Esquisse pour une auto-analyse
Description
Je n’ai pas l’intention de sacrifier au genre, dont j’ai assez dit combien il était à la fois convenu et illusoire, de l’autobiographie. Je voudrais seulement essayer de rassembler et de livrer quelques éléments pour une auto-socioanalyse. Je ne cache pas mes appréhensions, qui vont bien au-delà de la crainte habituelle d’être mal compris.
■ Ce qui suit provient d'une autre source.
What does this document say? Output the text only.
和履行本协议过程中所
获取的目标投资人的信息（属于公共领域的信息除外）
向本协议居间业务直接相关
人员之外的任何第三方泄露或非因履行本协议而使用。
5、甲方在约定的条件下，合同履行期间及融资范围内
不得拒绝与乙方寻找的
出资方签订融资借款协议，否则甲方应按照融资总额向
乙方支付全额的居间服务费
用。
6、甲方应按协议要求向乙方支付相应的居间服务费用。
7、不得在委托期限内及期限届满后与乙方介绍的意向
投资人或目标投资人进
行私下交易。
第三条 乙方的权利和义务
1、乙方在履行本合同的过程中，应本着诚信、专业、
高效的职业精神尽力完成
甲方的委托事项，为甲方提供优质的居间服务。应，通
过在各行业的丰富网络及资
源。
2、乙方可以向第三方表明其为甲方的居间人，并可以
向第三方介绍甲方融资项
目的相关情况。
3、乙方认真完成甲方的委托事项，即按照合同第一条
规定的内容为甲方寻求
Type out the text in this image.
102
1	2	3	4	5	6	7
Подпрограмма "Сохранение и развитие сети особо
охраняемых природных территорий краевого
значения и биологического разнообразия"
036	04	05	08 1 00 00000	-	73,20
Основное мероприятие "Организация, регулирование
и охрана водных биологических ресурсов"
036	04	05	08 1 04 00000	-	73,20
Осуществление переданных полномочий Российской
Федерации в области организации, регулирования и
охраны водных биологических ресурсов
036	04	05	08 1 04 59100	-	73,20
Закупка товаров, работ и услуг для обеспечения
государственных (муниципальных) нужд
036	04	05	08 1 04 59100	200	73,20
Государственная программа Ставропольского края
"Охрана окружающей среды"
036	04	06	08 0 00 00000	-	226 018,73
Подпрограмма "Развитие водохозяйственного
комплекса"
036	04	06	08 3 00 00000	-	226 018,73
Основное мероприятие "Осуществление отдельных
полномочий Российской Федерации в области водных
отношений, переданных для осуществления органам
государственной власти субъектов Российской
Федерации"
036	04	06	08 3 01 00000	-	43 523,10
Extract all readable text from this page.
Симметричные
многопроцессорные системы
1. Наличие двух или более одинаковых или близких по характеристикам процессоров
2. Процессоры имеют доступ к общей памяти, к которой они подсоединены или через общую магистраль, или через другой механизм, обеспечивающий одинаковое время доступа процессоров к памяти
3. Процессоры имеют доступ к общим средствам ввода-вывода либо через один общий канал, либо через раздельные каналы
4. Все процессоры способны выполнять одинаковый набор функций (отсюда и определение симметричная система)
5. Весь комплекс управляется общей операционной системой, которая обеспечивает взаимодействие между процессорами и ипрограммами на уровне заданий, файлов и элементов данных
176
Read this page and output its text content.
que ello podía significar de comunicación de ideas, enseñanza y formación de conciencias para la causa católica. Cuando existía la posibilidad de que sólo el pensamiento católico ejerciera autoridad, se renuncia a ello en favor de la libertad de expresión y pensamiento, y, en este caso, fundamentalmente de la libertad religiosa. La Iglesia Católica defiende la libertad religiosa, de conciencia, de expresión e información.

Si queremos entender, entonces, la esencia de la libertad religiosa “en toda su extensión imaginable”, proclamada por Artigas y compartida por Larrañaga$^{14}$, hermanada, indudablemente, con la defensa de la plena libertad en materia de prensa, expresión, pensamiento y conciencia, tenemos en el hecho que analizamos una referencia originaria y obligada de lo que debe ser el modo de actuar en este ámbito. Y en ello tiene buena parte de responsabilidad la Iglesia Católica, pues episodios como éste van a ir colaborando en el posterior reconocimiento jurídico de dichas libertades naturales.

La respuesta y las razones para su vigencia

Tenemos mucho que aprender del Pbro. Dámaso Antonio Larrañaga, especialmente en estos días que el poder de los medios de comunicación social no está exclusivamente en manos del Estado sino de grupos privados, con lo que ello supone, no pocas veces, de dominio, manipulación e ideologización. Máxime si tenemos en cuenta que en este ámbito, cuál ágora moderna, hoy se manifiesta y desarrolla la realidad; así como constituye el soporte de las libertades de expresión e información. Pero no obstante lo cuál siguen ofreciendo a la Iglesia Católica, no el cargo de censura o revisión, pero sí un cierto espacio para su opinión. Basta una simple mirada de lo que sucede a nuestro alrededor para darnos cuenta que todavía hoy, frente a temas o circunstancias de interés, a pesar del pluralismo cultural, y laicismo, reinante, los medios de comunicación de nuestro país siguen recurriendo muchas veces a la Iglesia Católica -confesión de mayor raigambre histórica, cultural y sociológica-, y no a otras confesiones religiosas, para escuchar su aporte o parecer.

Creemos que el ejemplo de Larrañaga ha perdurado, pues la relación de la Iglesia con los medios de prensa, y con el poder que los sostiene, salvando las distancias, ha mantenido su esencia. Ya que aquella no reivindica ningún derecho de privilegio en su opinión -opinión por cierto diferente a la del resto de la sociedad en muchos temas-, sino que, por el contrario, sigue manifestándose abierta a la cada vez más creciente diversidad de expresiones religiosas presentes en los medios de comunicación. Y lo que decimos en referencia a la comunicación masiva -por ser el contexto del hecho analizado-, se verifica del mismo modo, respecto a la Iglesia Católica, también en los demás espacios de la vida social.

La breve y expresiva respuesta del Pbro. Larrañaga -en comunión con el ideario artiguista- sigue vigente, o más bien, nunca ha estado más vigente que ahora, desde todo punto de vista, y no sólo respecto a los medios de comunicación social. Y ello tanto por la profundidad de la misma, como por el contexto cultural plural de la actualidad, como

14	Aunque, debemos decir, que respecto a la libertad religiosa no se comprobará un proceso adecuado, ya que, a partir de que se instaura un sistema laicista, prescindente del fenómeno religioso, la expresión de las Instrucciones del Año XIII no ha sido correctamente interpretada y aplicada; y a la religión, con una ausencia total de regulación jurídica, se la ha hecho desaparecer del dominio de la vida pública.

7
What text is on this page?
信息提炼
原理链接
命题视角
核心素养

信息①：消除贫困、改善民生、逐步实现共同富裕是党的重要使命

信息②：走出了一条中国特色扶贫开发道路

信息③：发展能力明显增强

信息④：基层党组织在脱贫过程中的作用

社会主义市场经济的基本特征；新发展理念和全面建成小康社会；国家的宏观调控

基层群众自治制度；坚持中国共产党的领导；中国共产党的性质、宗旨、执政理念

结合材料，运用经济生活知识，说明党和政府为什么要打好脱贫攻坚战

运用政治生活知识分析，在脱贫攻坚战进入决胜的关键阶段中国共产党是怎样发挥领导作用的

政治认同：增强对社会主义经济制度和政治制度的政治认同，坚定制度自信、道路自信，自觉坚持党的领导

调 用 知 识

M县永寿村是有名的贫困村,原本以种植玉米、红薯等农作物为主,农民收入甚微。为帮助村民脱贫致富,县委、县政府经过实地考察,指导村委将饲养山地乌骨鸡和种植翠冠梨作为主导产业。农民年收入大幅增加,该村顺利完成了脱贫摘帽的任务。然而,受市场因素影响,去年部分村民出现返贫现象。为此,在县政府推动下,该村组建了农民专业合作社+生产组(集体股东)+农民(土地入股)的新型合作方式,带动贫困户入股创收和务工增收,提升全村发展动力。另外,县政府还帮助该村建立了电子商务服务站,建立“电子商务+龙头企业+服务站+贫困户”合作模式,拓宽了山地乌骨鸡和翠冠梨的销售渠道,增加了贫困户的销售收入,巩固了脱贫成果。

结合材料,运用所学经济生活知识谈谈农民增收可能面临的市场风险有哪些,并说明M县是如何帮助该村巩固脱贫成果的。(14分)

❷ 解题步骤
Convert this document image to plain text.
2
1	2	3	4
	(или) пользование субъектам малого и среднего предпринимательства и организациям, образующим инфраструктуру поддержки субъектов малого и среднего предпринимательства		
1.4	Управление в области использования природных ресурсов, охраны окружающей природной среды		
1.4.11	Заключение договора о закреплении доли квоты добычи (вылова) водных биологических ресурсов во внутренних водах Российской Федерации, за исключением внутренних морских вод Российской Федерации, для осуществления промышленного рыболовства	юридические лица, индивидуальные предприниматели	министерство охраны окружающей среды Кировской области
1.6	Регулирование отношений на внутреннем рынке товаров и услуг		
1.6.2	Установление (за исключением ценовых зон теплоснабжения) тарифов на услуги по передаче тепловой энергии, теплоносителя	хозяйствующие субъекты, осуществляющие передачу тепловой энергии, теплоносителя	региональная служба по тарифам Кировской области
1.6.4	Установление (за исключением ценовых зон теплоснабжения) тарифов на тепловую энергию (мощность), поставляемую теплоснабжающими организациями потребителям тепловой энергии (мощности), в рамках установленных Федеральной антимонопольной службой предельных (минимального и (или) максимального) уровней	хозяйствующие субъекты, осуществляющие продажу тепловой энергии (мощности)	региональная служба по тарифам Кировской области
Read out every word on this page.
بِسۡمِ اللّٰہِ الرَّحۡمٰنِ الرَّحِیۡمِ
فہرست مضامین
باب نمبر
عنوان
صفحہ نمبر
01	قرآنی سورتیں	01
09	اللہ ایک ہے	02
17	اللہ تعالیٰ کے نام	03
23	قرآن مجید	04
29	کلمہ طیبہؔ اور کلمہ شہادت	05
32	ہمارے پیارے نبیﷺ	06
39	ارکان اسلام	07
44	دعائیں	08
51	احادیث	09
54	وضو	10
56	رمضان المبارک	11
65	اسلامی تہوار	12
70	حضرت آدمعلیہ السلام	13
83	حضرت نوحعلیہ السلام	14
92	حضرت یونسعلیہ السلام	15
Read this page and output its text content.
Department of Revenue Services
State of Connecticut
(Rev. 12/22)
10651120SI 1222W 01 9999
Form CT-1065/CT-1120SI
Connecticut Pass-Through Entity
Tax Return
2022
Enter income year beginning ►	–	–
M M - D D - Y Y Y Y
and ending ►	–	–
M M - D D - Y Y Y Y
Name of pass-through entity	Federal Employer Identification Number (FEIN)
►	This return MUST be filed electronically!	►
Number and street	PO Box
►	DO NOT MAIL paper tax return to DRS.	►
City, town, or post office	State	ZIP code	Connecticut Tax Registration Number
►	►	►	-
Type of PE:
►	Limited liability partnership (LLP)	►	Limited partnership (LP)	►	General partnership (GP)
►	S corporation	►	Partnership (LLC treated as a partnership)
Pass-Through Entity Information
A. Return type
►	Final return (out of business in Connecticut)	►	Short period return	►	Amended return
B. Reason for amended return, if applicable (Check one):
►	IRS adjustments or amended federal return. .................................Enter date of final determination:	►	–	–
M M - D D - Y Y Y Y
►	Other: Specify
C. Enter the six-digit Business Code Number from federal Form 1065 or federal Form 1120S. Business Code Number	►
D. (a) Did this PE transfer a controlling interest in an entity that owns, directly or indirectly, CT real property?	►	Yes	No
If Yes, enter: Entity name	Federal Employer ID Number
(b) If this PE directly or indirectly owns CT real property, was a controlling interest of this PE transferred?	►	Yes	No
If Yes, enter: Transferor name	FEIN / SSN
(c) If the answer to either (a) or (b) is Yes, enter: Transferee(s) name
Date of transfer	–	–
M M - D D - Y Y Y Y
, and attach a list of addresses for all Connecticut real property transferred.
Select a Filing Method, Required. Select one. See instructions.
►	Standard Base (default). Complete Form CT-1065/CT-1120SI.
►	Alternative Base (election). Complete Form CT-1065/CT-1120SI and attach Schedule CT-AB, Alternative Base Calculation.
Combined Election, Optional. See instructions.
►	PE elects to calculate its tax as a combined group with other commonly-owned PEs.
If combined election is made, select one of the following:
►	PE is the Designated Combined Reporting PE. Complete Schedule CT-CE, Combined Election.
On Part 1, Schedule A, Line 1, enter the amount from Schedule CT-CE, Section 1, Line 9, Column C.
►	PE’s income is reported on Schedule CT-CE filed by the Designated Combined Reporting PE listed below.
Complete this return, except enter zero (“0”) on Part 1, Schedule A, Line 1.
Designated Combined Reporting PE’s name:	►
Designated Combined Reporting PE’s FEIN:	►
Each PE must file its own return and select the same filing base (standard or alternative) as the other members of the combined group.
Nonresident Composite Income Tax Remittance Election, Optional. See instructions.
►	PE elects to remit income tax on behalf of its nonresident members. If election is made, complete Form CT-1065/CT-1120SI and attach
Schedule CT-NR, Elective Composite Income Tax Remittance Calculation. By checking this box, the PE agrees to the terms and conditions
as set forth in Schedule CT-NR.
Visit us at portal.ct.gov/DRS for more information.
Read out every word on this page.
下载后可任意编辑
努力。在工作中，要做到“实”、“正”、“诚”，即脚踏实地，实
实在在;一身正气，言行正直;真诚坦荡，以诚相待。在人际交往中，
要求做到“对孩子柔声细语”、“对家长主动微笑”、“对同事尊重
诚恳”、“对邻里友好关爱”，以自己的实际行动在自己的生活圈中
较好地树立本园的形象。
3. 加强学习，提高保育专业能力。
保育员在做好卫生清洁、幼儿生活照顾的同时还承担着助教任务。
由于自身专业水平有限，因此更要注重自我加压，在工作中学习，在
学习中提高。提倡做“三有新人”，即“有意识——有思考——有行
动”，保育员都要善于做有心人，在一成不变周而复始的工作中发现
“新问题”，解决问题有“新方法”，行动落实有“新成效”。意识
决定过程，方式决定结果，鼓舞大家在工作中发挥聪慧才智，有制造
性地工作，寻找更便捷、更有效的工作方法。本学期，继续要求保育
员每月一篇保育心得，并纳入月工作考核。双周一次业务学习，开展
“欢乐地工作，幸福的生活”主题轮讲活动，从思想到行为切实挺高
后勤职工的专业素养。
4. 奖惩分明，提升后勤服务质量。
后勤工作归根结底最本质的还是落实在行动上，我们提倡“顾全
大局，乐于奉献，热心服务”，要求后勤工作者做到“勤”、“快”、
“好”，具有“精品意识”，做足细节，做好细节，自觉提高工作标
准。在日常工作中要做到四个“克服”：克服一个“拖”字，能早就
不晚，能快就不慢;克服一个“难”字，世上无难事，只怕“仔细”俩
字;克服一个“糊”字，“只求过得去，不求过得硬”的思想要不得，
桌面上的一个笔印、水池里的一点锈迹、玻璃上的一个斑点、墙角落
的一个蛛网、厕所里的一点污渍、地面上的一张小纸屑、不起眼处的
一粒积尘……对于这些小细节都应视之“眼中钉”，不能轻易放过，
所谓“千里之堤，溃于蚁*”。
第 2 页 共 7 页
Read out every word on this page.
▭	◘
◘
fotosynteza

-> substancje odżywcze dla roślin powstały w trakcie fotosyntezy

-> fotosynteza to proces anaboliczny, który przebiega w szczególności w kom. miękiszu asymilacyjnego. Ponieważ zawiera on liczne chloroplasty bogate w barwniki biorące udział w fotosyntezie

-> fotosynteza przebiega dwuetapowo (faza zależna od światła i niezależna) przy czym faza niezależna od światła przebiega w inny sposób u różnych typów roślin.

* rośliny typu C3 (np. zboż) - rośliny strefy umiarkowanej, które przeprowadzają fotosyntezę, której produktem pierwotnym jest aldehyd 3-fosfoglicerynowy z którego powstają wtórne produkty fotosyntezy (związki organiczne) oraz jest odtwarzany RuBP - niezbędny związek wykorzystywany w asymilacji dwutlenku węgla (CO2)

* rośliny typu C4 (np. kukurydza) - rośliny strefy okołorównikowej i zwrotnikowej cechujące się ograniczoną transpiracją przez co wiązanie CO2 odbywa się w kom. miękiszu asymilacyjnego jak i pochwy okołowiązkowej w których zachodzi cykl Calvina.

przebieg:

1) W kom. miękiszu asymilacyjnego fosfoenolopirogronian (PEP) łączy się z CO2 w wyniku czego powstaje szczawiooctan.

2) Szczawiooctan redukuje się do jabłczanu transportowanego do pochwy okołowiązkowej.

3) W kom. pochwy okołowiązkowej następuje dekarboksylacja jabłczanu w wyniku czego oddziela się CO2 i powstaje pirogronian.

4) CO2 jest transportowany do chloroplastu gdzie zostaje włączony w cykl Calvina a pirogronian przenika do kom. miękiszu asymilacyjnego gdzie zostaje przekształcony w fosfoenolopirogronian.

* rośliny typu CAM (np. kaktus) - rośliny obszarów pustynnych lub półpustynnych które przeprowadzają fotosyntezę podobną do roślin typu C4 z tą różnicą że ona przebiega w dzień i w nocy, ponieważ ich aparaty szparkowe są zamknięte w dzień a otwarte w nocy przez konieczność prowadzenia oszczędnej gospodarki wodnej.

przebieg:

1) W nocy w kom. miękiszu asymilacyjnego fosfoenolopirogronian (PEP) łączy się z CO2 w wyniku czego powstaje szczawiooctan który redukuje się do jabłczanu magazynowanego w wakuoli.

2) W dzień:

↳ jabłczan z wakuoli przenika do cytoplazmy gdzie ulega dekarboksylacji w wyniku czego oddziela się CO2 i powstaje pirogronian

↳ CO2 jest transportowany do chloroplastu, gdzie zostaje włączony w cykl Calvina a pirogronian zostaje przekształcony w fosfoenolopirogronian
J’ai en effet le sentiment que, en raison notamment de l’amplitude de mon parcours dans l’espace social et de l’incompatibilité pratique des mondes sociaux qu’il relie sans les réconcilier, je ne puis pas gager – étant loin d’être sûr d’y parvenir moi-même avec les instruments de la sociologie – que le lecteur saura porter sur les expériences que je serai amené à évoquer le regard qui convient, selon moi.
En adoptant le point de vue de l’analyste, je m’oblige (et m’autorise) à retenir tous les traits qui sont pertinents du point de vue de la sociologie, c’est-à-dire nécessaires à l’explication et à la compréhension sociologiques, et ceux-là seulement. Mais loin de chercher à produire par là, comme on pourrait le craindre, un effet de fermeture, en imposant mon interprétation, j’entends livrer cette expérience, énoncée aussi honnêtement que possible, à la confrontation critique, comme s’il s’agissait de n’importe quel autre objet.